Perhaps the three university presidents of a generation ago could have been forgiven for not having an answer to such a fantastical accusation, since it existed outside the reality-based universe in which academics are accustomed to operate. Back then, as Karl Rove famously declared in the opening statement – Until the US invasion of Iraq (another big lie that shaped American politics for a generation), the imperial United States was so powerful that “we create our own reality.” But at least scientists and journalists were allowed to “study this reality… judiciously as you please.”

Today, even this courtesy is no longer extended to the intellectual class as the Empire moves closer to ruin and its realities become increasingly difficult to maintain. The “reality-based community” in academia, journalism and social media is under unprecedented attack, not just from hardcore conservatives but also from the guardians of mainstream political, economic and cultural power – particularly when it comes to criticism of Israel.

Be it Columbia University banning both “Students for Justice and Palestine” and “Jewish Voice for Peace,” Harvard and UPenn fighting against Palestinian solidarity at every turn, the University of California focusing on “viewpoint-neutral history “ urges as their campuses increase pressure on Palestinian solidarity activities, or The campaign against Palestinian solidarity is inseparable from conservative attacks with its outright criminalization and relentless threats, harassment, (self-)censorship and punishment of professors, students and staff supposedly “woke” academic disciplines and their attempts to expand them and are in fact the spearhead of the measure of justice and social power for long-marginalized communities.

In this context, it is important to emphasize that despite their subservient loyalty to Israel, Magill and Gay were sacrificed at the moment when it served the interests of the system they protected, in this case by demonstrating the power of even a young congresswoman to demonstrably enforce a law false narrative about the leaders of America’s elite centers of knowledge production. Tony Soprano would agree.
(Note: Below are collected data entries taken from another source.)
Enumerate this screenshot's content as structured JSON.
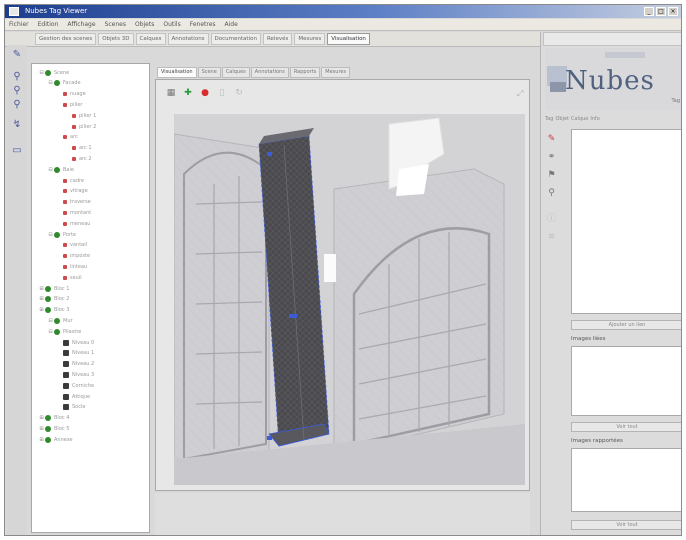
{
  "window": {
    "title": "Nubes Tag Viewer"
  },
  "menubar": [
    "Fichier",
    "Edition",
    "Affichage",
    "Scenes",
    "Objets",
    "Outils",
    "Fenetres",
    "Aide"
  ],
  "toolbar_tabs": [
    {
      "label": "Gestion des scenes",
      "active": false
    },
    {
      "label": "Objets 3D",
      "active": false
    },
    {
      "label": "Calques",
      "active": false
    },
    {
      "label": "Annotations",
      "active": false
    },
    {
      "label": "Documentation",
      "active": false
    },
    {
      "label": "Relevés",
      "active": false
    },
    {
      "label": "Mesures",
      "active": false
    },
    {
      "label": "Visualisation",
      "active": true
    }
  ],
  "tree": {
    "rows": [
      {
        "depth": 0,
        "expander": "⊟",
        "icon": "green",
        "label": "Scene"
      },
      {
        "depth": 1,
        "expander": "⊟",
        "icon": "green",
        "label": "Facade"
      },
      {
        "depth": 2,
        "expander": "",
        "icon": "red",
        "label": "nuage"
      },
      {
        "depth": 2,
        "expander": "",
        "icon": "red",
        "label": "pilier"
      },
      {
        "depth": 3,
        "expander": "",
        "icon": "red",
        "label": "pilier 1"
      },
      {
        "depth": 3,
        "expander": "",
        "icon": "red",
        "label": "pilier 2"
      },
      {
        "depth": 2,
        "expander": "",
        "icon": "red",
        "label": "arc"
      },
      {
        "depth": 3,
        "expander": "",
        "icon": "red",
        "label": "arc 1"
      },
      {
        "depth": 3,
        "expander": "",
        "icon": "red",
        "label": "arc 2"
      },
      {
        "depth": 1,
        "expander": "⊟",
        "icon": "green",
        "label": "Baie"
      },
      {
        "depth": 2,
        "expander": "",
        "icon": "red",
        "label": "cadre"
      },
      {
        "depth": 2,
        "expander": "",
        "icon": "red",
        "label": "vitrage"
      },
      {
        "depth": 2,
        "expander": "",
        "icon": "red",
        "label": "traverse"
      },
      {
        "depth": 2,
        "expander": "",
        "icon": "red",
        "label": "montant"
      },
      {
        "depth": 2,
        "expander": "",
        "icon": "red",
        "label": "meneau"
      },
      {
        "depth": 1,
        "expander": "⊟",
        "icon": "green",
        "label": "Porte"
      },
      {
        "depth": 2,
        "expander": "",
        "icon": "red",
        "label": "vantail"
      },
      {
        "depth": 2,
        "expander": "",
        "icon": "red",
        "label": "imposte"
      },
      {
        "depth": 2,
        "expander": "",
        "icon": "red",
        "label": "linteau"
      },
      {
        "depth": 2,
        "expander": "",
        "icon": "red",
        "label": "seuil"
      },
      {
        "depth": 0,
        "expander": "⊞",
        "icon": "green",
        "label": "Bloc 1"
      },
      {
        "depth": 0,
        "expander": "⊞",
        "icon": "green",
        "label": "Bloc 2"
      },
      {
        "depth": 0,
        "expander": "⊞",
        "icon": "green",
        "label": "Bloc 3"
      },
      {
        "depth": 1,
        "expander": "⊟",
        "icon": "green",
        "label": "Mur"
      },
      {
        "depth": 1,
        "expander": "⊟",
        "icon": "green",
        "label": "Pilastre"
      },
      {
        "depth": 2,
        "expander": "",
        "icon": "dark",
        "label": "Niveau 0"
      },
      {
        "depth": 2,
        "expander": "",
        "icon": "dark",
        "label": "Niveau 1"
      },
      {
        "depth": 2,
        "expander": "",
        "icon": "dark",
        "label": "Niveau 2"
      },
      {
        "depth": 2,
        "expander": "",
        "icon": "dark",
        "label": "Niveau 3"
      },
      {
        "depth": 2,
        "expander": "",
        "icon": "dark",
        "label": "Corniche"
      },
      {
        "depth": 2,
        "expander": "",
        "icon": "dark",
        "label": "Attique"
      },
      {
        "depth": 2,
        "expander": "",
        "icon": "dark",
        "label": "Socle"
      },
      {
        "depth": 0,
        "expander": "⊞",
        "icon": "green",
        "label": "Bloc 4"
      },
      {
        "depth": 0,
        "expander": "⊞",
        "icon": "green",
        "label": "Bloc 5"
      },
      {
        "depth": 0,
        "expander": "⊞",
        "icon": "green",
        "label": "Annexe"
      }
    ]
  },
  "viewer": {
    "tabs": [
      {
        "label": "Visualisation",
        "active": true
      },
      {
        "label": "Scene",
        "active": false
      },
      {
        "label": "Calques",
        "active": false
      },
      {
        "label": "Annotations",
        "active": false
      },
      {
        "label": "Rapports",
        "active": false
      },
      {
        "label": "Mesures",
        "active": false
      }
    ]
  },
  "right_panel": {
    "logo_text": "Nubes",
    "logo_sub": "Tag",
    "mini_tabs": [
      "Tag",
      "Objet",
      "Calque",
      "Info"
    ],
    "list_button": "Ajouter un lien",
    "images_label": "Images liées",
    "images_button": "Voir tout",
    "docs_label": "Images rapportées",
    "docs_button": "Voir tout"
  },
  "colors": {
    "titlebar": "#1d3e8e",
    "selection_highlight": "#3b5bd9",
    "tree_node": "#2f8a2a"
  }
}
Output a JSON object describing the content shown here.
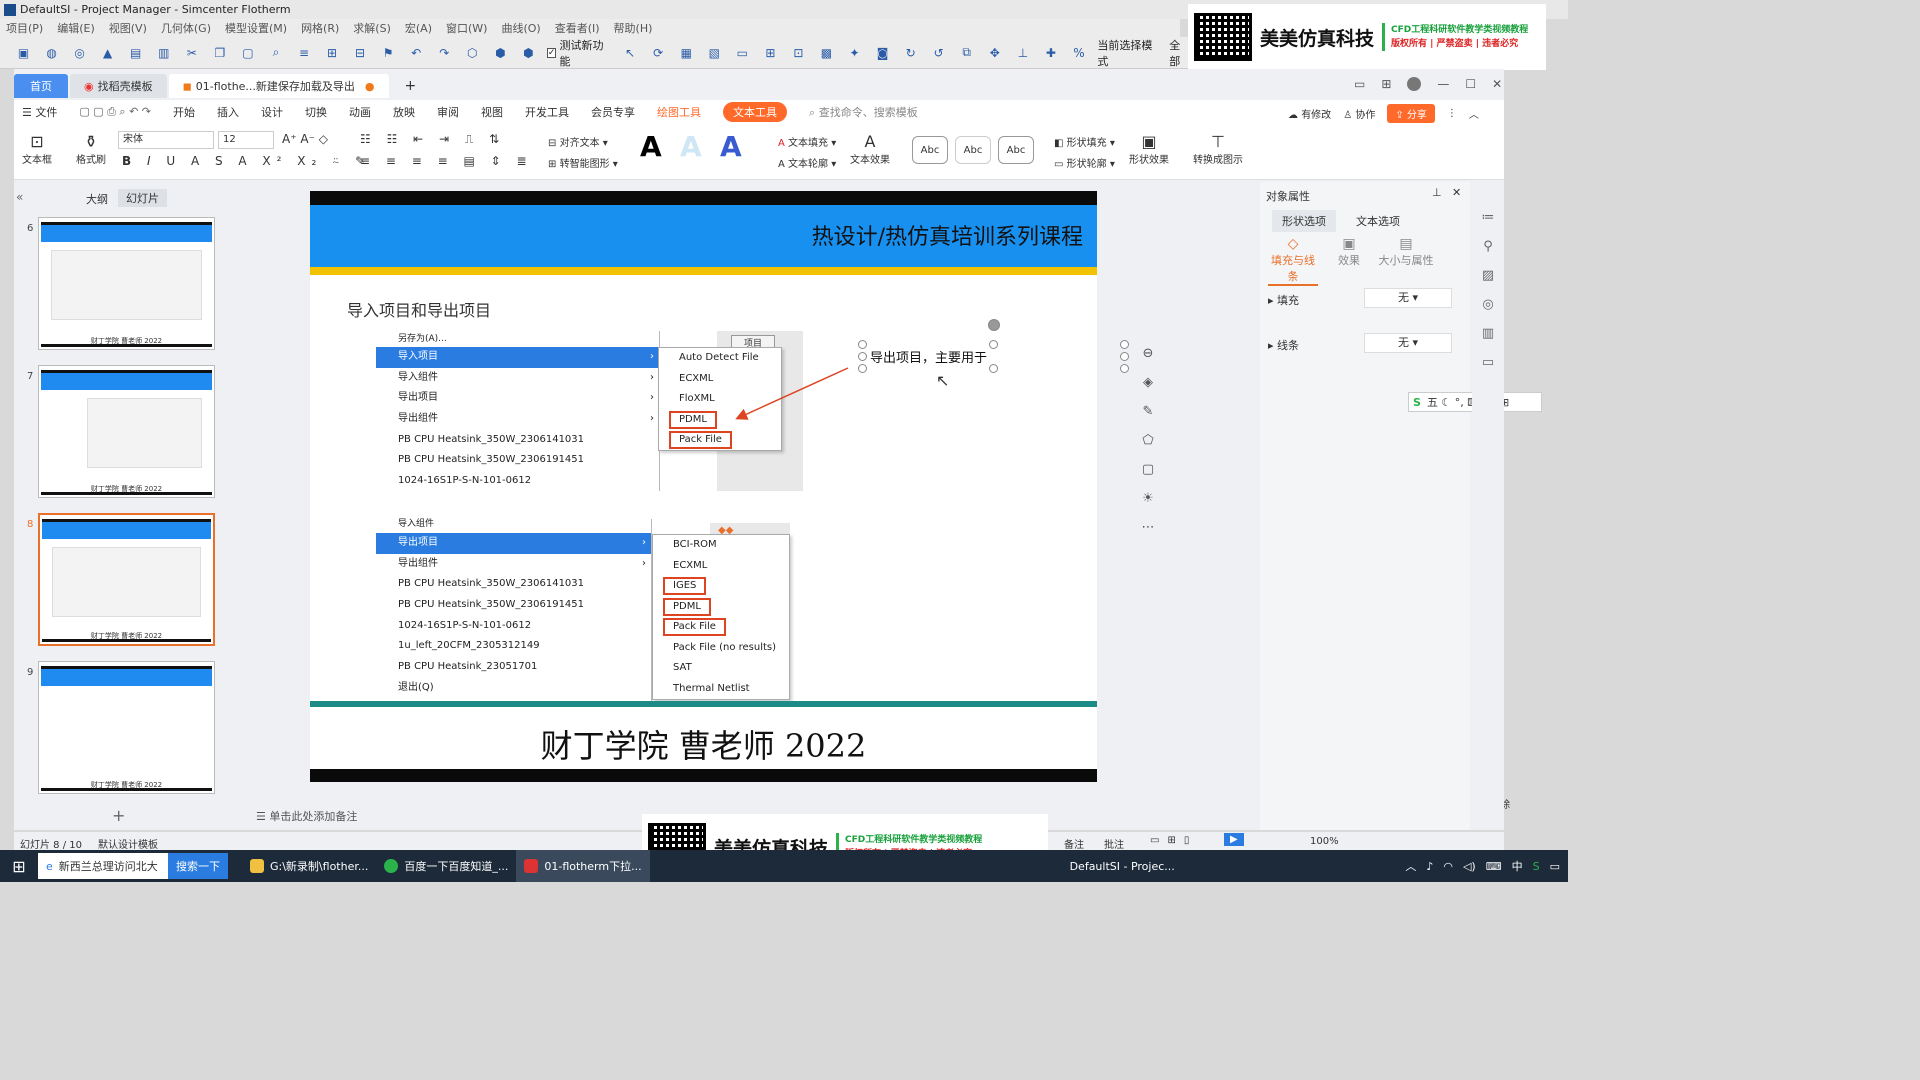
{
  "flotherm": {
    "title": "DefaultSI - Project Manager - Simcenter Flotherm",
    "menu": [
      "项目(P)",
      "编辑(E)",
      "视图(V)",
      "几何体(G)",
      "模型设置(M)",
      "网格(R)",
      "求解(S)",
      "宏(A)",
      "窗口(W)",
      "曲线(O)",
      "查看者(I)",
      "帮助(H)"
    ],
    "test_feature": "测试新功能",
    "select_mode_label": "当前选择模式",
    "select_mode_value": "全部"
  },
  "banner": {
    "brand": "美美仿真科技",
    "line1": "CFD工程科研软件教学类视频教程",
    "line2": "版权所有 | 严禁盗卖 | 违者必究"
  },
  "tabs": {
    "home": "首页",
    "tab2": "找稻壳模板",
    "tab3": "01-flothe...新建保存加载及导出",
    "add": "+"
  },
  "ribbon_menu": [
    "文件",
    "开始",
    "插入",
    "设计",
    "切换",
    "动画",
    "放映",
    "审阅",
    "视图",
    "开发工具",
    "会员专享"
  ],
  "ribbon_tools": {
    "draw": "绘图工具",
    "text": "文本工具",
    "search": "查找命令、搜索模板"
  },
  "ribbon_right": {
    "modified": "有修改",
    "collab": "协作",
    "share": "分享"
  },
  "ribbon": {
    "textbox": "文本框",
    "format_painter": "格式刷",
    "font": "宋体",
    "size": "12",
    "align_text": "对齐文本",
    "smart_shape": "转智能图形",
    "text_fill": "文本填充",
    "text_outline": "文本轮廓",
    "text_effect": "文本效果",
    "shape_fill": "形状填充",
    "shape_outline": "形状轮廓",
    "shape_effect": "形状效果",
    "convert": "转换成图示",
    "abc": "Abc"
  },
  "left_pane": {
    "tab_outline": "大纲",
    "tab_slides": "幻灯片",
    "slides": [
      {
        "num": "6",
        "footer": "财丁学院 曹老师 2022"
      },
      {
        "num": "7",
        "footer": "财丁学院 曹老师 2022"
      },
      {
        "num": "8",
        "footer": "财丁学院 曹老师 2022"
      },
      {
        "num": "9",
        "footer": "财丁学院 曹老师 2022"
      }
    ],
    "add": "+"
  },
  "slide": {
    "header": "热设计/热仿真培训系列课程",
    "subtitle": "导入项目和导出项目",
    "textbox": "导出项目，主要用于",
    "footer": "财丁学院  曹老师  2022",
    "menu1": {
      "top": "另存为(A)...",
      "items": [
        "导入项目",
        "导入组件",
        "导出项目",
        "导出组件",
        "PB CPU Heatsink_350W_2306141031",
        "PB CPU Heatsink_350W_2306191451",
        "1024-16S1P-S-N-101-0612"
      ],
      "tag": "项目",
      "sub": [
        "Auto Detect File",
        "ECXML",
        "FloXML",
        "PDML",
        "Pack File"
      ]
    },
    "menu2": {
      "top": "导入组件",
      "items": [
        "导出项目",
        "导出组件",
        "PB CPU Heatsink_350W_2306141031",
        "PB CPU Heatsink_350W_2306191451",
        "1024-16S1P-S-N-101-0612",
        "1u_left_20CFM_2305312149",
        "PB CPU Heatsink_23051701",
        "退出(Q)"
      ],
      "sub": [
        "BCI-ROM",
        "ECXML",
        "IGES",
        "PDML",
        "Pack File",
        "Pack File (no results)",
        "SAT",
        "Thermal Netlist"
      ]
    }
  },
  "right_pane": {
    "title": "对象属性",
    "tab_shape": "形状选项",
    "tab_text": "文本选项",
    "sub1": "填充与线条",
    "sub2": "效果",
    "sub3": "大小与属性",
    "fill_label": "填充",
    "fill_value": "无",
    "line_label": "线条",
    "line_value": "无",
    "clear": "清除"
  },
  "note": "单击此处添加备注",
  "status": {
    "slide_count": "幻灯片 8 / 10",
    "template": "默认设计模板",
    "notes": "备注",
    "comments": "批注",
    "zoom": "100%"
  },
  "taskbar": {
    "search": "新西兰总理访问北大",
    "search_btn": "搜索一下",
    "items": [
      "G:\\新录制\\flother...",
      "百度一下百度知道_...",
      "01-flotherm下拉...",
      "DefaultSI - Projec..."
    ],
    "ime": "中"
  }
}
For more than half a century, the strange alchemy known as Israeli hasbara has produced so much political gold and with it unprecedented power for the Israel lobby and carte blanche for Israel to push ever deeper as the world’s last active settler-colonial occupation. But this conversion of money and connections into political power has poisoned American domestic and foreign policy alike, scuttling a truly progressive agenda in favor of global empire and settler colonialism that has repeatedly had repercussions as the neoliberal order has become more damaging into an increasingly militarized domestic one Sphere.

Today, the idea that supporting Israeli colonialism can go hand in hand with racial, economic, gender or climate justice seems hollow to a generation that sees through the propaganda to see the massive violence and injustice it has long obscured. Palestinians may not enjoy the cultural, economic and political prominence that Jews achieved before the Shoah, and therefore their “survival” or “martyrdom” may not appear to some as consequential as the Frankfurt School saw the fate of the Jews, but Palestine has it has long “bridged the gap” between progressive youth rebellion in the West and liberation movements in the Global South, the very coalition reforming through the burgeoning global movements for climate, racial, economic, gender, and other forms of social justice has.

Universities, the news media, the cultural industries – the institutions that were at the center of the analytical gaze and practice of critical theory a century ago – are, like the Frankfurt School itself, once again at the center of culture and therefore of political war. As leaders remain trapped by the system, artists and academics, journalists as well as students and even government officials are creating unprecedentedly broad networks of solidarity that can withstand intense pressure from those in power to enforce loyalty and silence dissent.

Through these networks of solidarity, the struggle for the future of the university is increasingly linked to campus struggles for Palestine.

The views expressed in this article are the author’s own and do not necessarily reflect the editorial stance of Al Jazeera.